Fast BundleAdjustment

Frame correspondence is defined in class Correspondence:

class Correspondence
{
    public:
    int source_id = -1;
    int target_id = -1;
    float average_disparity = 1e6;
    geometry::PointCorrespondenceSet correspondence_set;
};

A Frame Correspondence means a pair of matched frames, where the source id is the id of the source frame, and the target id is the id of the target frame in the optimized variable. And average_disparity is used to measure the distance of these matching points in a 2-dimensional picture, and to determine whether to start a new keyframe. geometry::PointCorrespondenceSet is the set of matching points contained in this pair of matching frames.

Fast BundleAdjustment (FBA) is faster than the traditional Bundle Adjustment. In fact, FBA is called only in OnePiece and does not have a very standard name. The difference between it and BundleAdjustment is the optimization variables and objective functions. FBA only optimizes the camera pose, The optimization objective function is:

\[ E(T) = \sum_{i}^{\vert\Omega\vert}\sum_{j}^{\vert C_{i}\vert}\Vert T_sp_{s(j)} - T_tp_{t(j)} \Vert^2 \]
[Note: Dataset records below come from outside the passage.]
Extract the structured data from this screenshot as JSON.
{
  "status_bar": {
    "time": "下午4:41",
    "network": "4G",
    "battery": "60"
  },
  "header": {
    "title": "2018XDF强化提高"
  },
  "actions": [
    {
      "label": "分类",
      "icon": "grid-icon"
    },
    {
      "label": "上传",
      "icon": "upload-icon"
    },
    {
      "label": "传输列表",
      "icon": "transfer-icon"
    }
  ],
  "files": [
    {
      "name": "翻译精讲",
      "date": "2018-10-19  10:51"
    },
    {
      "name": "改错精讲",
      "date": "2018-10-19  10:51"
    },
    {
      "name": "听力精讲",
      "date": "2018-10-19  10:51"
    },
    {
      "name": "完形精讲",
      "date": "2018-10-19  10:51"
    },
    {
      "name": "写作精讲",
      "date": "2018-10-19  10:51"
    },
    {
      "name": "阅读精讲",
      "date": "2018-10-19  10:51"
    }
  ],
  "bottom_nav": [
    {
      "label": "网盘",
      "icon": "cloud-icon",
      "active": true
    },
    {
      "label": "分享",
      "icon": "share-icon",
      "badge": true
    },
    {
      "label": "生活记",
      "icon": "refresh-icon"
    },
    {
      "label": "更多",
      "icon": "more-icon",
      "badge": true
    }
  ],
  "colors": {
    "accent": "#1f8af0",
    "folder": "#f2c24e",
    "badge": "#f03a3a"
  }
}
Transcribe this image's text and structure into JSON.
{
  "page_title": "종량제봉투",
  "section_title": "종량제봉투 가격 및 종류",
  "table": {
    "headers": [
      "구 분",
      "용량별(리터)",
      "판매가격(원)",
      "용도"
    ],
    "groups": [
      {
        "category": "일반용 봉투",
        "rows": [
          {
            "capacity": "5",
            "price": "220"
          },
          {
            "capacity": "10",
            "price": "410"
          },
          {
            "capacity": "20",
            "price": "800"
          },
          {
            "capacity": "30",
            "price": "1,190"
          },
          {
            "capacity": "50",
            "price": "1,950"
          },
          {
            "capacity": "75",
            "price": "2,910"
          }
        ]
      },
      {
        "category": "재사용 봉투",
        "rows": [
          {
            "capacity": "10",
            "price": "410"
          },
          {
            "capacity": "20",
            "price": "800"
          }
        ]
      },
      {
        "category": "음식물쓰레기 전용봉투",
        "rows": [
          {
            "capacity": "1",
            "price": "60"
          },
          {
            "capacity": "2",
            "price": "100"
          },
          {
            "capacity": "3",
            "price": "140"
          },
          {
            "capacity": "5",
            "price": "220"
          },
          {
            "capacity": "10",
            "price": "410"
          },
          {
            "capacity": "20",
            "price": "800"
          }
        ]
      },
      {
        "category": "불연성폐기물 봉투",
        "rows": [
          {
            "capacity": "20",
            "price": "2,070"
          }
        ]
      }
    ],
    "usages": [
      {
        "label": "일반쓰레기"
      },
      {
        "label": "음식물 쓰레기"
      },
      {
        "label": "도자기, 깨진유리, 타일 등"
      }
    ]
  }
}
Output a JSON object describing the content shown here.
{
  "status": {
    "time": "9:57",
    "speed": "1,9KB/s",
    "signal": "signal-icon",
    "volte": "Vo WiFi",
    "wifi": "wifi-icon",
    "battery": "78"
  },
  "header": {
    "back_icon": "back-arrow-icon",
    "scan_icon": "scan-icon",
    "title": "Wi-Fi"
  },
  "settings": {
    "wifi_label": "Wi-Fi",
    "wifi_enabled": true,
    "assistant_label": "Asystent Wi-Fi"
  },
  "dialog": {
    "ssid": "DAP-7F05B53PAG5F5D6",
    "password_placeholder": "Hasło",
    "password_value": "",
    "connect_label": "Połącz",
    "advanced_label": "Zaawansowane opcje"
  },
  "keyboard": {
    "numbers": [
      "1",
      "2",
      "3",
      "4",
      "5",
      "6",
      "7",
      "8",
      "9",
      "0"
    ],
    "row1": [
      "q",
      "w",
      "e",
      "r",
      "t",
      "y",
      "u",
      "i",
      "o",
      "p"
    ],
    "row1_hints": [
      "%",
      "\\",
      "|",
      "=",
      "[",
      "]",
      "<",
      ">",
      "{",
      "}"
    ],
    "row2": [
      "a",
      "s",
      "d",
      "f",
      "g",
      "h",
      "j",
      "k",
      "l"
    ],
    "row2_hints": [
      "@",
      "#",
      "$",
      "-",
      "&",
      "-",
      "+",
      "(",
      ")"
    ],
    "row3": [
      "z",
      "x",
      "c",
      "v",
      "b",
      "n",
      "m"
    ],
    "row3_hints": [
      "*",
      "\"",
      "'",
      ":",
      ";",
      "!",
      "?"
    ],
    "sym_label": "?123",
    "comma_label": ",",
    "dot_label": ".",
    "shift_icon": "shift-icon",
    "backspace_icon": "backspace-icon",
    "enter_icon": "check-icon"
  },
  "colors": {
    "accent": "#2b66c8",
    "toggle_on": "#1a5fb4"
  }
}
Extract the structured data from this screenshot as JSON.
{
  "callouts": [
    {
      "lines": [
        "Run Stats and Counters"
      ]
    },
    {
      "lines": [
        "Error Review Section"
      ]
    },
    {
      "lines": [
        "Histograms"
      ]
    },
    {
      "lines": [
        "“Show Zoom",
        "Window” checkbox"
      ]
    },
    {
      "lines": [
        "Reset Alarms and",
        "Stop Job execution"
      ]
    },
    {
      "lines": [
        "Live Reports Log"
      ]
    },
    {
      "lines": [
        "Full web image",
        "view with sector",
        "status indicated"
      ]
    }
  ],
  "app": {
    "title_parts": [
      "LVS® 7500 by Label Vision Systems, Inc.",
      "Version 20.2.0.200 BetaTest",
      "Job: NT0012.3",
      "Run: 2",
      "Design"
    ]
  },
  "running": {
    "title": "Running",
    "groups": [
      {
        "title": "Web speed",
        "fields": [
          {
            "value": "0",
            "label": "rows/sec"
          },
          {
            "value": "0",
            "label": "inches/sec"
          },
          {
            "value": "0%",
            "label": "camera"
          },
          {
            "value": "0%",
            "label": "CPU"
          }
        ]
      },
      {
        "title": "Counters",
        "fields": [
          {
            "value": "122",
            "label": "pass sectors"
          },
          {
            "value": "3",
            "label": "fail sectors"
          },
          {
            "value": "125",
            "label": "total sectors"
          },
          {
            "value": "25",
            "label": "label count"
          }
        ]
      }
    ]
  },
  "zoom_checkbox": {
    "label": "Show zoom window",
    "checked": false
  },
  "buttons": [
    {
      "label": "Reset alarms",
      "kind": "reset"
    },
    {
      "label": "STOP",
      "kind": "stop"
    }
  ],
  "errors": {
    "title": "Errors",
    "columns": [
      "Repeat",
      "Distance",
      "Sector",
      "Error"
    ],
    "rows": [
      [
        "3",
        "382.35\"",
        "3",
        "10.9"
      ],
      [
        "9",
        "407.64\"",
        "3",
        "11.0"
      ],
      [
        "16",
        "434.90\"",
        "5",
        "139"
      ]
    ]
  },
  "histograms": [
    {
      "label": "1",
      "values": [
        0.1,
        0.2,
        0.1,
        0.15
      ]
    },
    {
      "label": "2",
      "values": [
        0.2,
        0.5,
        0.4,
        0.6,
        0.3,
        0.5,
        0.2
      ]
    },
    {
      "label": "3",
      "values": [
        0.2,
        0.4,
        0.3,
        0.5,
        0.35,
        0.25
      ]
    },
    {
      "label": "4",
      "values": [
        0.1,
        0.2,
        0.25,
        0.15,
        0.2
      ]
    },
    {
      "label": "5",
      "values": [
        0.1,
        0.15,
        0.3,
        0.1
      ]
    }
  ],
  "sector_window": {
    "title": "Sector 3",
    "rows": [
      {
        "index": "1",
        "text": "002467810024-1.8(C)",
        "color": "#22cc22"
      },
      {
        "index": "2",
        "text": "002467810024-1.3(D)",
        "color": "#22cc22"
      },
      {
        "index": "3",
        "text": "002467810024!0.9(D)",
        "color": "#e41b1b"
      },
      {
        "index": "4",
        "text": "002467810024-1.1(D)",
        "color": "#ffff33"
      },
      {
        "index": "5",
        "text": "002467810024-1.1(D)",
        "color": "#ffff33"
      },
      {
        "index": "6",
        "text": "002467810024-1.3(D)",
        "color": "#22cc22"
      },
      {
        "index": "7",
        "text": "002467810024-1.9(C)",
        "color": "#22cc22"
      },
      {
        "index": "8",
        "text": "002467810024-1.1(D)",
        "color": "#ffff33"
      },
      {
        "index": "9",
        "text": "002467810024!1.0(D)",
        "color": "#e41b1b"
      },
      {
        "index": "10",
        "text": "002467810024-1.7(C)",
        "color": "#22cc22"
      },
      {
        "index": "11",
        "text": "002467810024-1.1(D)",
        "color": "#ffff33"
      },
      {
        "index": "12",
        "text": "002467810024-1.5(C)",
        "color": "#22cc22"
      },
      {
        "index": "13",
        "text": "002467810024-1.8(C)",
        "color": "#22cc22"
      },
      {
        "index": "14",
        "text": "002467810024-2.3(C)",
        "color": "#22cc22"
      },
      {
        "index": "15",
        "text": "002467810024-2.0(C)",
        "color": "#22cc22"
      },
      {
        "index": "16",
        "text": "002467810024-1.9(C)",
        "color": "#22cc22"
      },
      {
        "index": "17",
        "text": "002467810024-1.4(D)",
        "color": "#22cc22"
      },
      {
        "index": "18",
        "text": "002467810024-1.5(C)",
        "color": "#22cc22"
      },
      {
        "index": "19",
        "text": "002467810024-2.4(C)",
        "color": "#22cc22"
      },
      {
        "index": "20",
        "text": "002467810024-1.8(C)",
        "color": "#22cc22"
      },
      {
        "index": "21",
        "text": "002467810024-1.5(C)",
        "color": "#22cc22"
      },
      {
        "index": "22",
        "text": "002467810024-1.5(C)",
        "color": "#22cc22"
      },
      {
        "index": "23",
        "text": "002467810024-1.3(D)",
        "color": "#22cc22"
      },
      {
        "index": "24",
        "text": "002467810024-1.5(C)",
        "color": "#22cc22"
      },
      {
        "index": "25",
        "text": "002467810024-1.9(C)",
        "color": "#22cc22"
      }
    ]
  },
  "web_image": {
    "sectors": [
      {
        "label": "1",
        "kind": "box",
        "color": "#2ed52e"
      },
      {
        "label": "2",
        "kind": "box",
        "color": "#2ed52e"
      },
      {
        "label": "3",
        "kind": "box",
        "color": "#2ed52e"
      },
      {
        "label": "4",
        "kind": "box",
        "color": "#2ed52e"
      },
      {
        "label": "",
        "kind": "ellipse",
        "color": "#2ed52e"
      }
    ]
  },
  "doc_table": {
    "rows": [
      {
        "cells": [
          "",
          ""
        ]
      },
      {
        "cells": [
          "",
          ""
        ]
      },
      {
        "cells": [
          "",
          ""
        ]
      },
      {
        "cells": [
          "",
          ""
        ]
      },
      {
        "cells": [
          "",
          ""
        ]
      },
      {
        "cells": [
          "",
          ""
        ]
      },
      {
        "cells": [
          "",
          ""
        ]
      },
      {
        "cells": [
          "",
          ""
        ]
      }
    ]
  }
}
$\Omega$ refers to all frame correspondences, $C_{i}$ refers to the $i$ frame correspondence, which is composed of multiple point correspondences. $T_s and T_t$ represent the poses of the source frame and target frame in the frame correspondence, respectively. $p_(s(j))$ represents the source point in the $j$th point correspondence. For the optimization of this part, you can refer to the article fastgo, you can also find it in related_paper/fastgo.pdf. This article contains more optimization techniques to improve system efficiency, while OnePiece only implements the basic parts. The functions are as follows:

void FastBA(const std::vector<Correspondence> &correspondences, geometry::SE3List &poses, int max_iteration =5);

Bundle Adjutment

n addition to optimizing the pose, the traditional BundleAdjustment (BA) also optimizes the 3D point coordinates in the world coordinate system, and the optimization goal is the 2D reprojection error. Generally speaking, the input of the traditional BA is the 3d point in the world coordinate system, camera poses, the projected 2D coordinates of 3D points in each frame. The objective function is:

\[ E(T, p) = \sum_i^{N_f}\sum_{j}^{N_p}\Vert u_{i,j} - \omega(T_i^{-1} p_j) \Vert, \]

$N_f$ is the number of camera poses (frame), $N_p$ is the number of world coordinate points, and $u_{i,j}$ is the actual projection position (uv coordinates during feature matching), and $\omega $ is a function for calculating reprojection.

For this optimization, in addition to optimizing the camera pose, it also optimizes the position of the point in the world, which means the optimization of the noise in the projection process. However, because the number of world points is often very large, the final optimization matrix dimension is tens of thousands, even millions, which highly limits the solving speed. BA is a very classic method, which was proposed long before the emergence of SLAM, and there are many variants of it, acceleration methods. This part is just an implementation of the basic idea.

void BundleAdjustment(geometry::Point3List &world_points, 
    std::vector<ProjectedPointsOnFrame> &projected_points, 
    geometry::SE3List &poses,
    const camera::PinholeCamera &camera, int max_iteration = 20);

When implementing FastBA, OnePiece uses the Gauss-Newton optimization method, and BA must use the Levenberg-Marquardt algorithm, because it is easy to appear singular matrices, which causes Gauss-Newton to become very fragile and makes the result unable to converge. For the detailed derivation of BA, refer to related_paper/BARevisited.pdf.

Look the examples: bundle adjustment of two frames.